Hurley also outlined, in his study, the ongoing use of satellites to track the leadership compounds in Tehran, so I asked him if this imagery is of a high enough resolution to identify individual leaders.
Or could it be good enough to identify the particular car used by any given leader, even from orbit?
“No,” he says, “publicly available commercial satellite imagery is generally not sharp enough to reliably identify individual leaders as specific people from low Earth orbit.”
“It is, however, often good enough to detect vehicles, convoy patterns, and repeated activity at leadership compounds, especially with 30 cm-class or 50 cm-class imagery.”
“What it usually cannot do from imagery alone is confirm that a particular car belongs to a particular leader without other supporting intelligence.”
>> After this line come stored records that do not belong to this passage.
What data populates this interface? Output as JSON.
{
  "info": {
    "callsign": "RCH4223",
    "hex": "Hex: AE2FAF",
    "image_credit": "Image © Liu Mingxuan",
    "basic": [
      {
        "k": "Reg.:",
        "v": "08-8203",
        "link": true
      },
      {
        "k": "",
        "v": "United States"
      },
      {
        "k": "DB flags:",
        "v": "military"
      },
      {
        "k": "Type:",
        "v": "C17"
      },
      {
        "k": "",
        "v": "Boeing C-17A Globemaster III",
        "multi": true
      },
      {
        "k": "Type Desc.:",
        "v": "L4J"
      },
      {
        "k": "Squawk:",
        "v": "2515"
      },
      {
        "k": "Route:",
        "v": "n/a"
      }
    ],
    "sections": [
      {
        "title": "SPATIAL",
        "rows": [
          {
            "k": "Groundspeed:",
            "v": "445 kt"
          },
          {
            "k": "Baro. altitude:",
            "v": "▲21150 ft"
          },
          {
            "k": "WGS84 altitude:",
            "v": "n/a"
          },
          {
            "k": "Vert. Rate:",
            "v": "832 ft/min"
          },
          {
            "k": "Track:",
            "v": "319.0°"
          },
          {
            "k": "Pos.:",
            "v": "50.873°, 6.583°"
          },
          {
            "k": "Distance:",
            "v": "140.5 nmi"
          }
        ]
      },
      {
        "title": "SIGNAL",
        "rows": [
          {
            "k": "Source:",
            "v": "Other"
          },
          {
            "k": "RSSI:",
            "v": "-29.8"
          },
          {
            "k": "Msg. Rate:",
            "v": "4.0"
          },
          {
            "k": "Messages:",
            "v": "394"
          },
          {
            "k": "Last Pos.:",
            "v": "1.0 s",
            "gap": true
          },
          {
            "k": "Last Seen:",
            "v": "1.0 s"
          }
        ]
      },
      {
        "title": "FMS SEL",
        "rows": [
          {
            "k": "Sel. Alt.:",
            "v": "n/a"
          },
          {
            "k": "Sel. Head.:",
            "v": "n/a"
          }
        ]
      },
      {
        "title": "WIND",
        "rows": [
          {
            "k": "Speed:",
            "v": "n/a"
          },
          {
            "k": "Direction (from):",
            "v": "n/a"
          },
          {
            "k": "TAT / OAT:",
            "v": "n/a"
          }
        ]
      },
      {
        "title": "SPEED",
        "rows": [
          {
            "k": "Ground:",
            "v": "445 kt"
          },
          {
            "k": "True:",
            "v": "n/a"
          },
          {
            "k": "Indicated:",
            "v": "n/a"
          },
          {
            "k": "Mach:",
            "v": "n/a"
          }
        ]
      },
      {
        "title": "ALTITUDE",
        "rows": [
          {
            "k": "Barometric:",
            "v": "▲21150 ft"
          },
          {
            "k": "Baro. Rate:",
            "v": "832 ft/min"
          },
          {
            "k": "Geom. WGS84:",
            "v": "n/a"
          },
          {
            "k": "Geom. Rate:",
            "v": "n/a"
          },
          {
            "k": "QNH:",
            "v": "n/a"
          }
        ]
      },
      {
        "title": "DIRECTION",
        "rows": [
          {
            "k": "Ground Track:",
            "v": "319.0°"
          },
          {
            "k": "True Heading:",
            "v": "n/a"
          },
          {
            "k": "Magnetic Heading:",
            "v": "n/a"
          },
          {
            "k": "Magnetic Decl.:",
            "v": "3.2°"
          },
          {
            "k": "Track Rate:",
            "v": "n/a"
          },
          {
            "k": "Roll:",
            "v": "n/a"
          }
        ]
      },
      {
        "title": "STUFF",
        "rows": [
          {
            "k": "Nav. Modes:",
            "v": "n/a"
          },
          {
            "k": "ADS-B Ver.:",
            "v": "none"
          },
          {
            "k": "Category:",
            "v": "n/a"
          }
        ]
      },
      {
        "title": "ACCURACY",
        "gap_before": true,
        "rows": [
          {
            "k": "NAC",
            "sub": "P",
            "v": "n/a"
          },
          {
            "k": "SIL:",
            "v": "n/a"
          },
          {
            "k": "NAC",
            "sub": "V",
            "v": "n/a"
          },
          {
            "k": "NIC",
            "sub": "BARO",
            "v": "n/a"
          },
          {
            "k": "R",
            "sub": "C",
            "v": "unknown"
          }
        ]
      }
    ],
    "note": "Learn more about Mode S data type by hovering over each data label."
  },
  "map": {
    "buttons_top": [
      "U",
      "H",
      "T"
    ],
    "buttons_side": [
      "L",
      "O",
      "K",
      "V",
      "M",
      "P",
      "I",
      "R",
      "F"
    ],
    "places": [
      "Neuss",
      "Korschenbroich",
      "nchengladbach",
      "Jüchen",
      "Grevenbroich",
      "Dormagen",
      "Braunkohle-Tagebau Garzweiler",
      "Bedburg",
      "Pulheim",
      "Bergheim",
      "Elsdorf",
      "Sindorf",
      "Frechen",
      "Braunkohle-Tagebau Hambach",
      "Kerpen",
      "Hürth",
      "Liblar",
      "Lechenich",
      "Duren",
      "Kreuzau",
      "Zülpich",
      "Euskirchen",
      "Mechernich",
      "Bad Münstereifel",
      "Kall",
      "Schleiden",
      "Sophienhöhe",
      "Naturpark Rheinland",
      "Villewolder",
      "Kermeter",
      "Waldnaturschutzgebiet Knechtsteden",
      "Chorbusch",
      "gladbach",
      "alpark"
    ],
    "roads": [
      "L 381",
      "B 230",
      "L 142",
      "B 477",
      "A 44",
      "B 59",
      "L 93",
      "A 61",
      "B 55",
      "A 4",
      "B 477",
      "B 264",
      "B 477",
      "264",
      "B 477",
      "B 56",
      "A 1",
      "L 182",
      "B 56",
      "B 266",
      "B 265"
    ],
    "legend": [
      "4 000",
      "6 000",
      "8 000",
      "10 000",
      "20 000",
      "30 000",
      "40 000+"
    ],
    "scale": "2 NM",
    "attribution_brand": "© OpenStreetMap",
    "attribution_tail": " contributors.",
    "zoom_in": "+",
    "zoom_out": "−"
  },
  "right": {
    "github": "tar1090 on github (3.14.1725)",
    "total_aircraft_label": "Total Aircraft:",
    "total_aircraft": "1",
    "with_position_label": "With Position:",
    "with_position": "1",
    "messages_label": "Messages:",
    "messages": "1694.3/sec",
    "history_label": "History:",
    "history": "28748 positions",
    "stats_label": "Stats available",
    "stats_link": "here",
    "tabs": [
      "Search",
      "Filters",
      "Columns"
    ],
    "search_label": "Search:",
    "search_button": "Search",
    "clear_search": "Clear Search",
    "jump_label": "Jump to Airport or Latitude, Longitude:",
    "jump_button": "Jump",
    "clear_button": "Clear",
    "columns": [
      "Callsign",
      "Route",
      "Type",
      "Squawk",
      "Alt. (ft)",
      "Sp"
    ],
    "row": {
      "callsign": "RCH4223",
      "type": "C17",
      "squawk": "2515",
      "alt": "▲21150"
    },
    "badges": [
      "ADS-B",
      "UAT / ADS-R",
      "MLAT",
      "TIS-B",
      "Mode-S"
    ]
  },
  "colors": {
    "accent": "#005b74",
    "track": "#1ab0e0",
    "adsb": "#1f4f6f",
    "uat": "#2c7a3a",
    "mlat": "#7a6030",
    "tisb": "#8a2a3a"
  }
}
Meanwhile, Will Marshall, Planet Labs co-founder and CEO, told me in an earlier interview that his outfit’s mapping war crimes committed by the Russian invaders across Ukraine is part of Planet’s campaign to end the war by chronicling its atrocities.
Marshall, an Oxford-educated physicist who’s been a longtime opponent of positioning any weaponry in orbit, says Planet aims to push forward peace around the world by shining a luminous spotlight from space on the movement of tanks, troops, missiles and warships across the Earth’s surface.
He told me that the entire global stage can now be photographed in high resolution from low Earth orbit, where Planet’s 200 satellites now fly, which will ultimately eliminate the potential to launch a surprise invasion of a neighboring country.
“With imaging of Ukraine and Russia everyday,” he says, “you can’t hide these military build-ups.”
This shrinking ability to camouflage preparations for a lightning attack on an unsuspecting target populace, Marshall predicts, could cut into the prospects of war across the globe and into the future .
Across its myriad missions, Marshall adds, “Planet aims to have a positive impact on peace around the world.”